Raccontare l'angoscia

Spesso la scrittura è una sorta di ‘valvola di sfogo’, non per sputar fuori il rospo dei dolori, della rabbia o della tristezza ma per evadere. Scrivere diventa vivere un mondo parallelo, dove anzi trionfano la gioia, l’avventura, l’allegria.
Del resto è quello che si può fare anche in altri modi. Esorcizziamo quello che non va nei nostri giorni buttandoci a capofitto in un hobby, ad esempio. Distrarre le attenzioni dal ‘male’ per concentrarle sul ‘bene’ senza dubbio alleggerisce o, almeno, regala qualche sana pausa, un’illusione necessaria, forse addirittura una speranza.

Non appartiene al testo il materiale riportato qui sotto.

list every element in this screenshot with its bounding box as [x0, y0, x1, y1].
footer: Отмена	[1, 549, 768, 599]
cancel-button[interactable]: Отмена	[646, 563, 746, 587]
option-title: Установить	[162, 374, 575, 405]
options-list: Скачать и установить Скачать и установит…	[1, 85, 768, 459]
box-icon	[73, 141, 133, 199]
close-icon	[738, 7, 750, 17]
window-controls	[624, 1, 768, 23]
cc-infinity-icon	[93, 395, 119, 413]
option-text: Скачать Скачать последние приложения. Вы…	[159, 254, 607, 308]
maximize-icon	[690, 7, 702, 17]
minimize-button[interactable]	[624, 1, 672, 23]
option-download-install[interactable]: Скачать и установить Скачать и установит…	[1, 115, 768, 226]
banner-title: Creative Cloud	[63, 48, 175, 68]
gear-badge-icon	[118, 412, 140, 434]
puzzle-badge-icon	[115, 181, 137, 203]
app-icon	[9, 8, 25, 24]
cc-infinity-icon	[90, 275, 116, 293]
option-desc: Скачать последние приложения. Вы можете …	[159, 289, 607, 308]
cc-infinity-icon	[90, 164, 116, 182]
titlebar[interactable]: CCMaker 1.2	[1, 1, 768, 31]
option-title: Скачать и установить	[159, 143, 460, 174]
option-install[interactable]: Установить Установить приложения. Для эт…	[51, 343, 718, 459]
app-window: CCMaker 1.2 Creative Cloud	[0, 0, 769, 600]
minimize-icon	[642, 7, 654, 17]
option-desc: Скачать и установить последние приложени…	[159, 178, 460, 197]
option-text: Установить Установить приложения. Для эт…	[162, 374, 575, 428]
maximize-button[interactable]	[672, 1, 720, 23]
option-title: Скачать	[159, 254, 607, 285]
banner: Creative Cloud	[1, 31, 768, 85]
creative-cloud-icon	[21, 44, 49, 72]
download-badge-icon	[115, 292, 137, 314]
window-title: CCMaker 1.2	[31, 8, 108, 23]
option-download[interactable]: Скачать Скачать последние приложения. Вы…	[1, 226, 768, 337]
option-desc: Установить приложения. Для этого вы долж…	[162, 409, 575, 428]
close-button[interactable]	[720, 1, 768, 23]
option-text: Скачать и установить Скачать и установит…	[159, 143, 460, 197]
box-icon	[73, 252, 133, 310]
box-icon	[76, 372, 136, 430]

Paradossalmente, ma non troppo (diciamo solo in apparenza) c’è poi chi sceglie di raccontare l’angoscia. Anche questo, vi assicuro, è un’eccellente maniera per tenerla a bada. Più ci entri dentro e più ne esci in qualche misura vittorioso. Ti liberi e ti riconosci il diritto alla disperazione, alle lacrime, alla paura, al patema, all’ansia. In una <cultura> che mette spesso il silenziatore ai drammi della vita avere il coraggio e la forza di urlarli aiuta e, soprattutto, dona a molti altri una chance, una luce, un appiglio…li strappa dalla solitudine.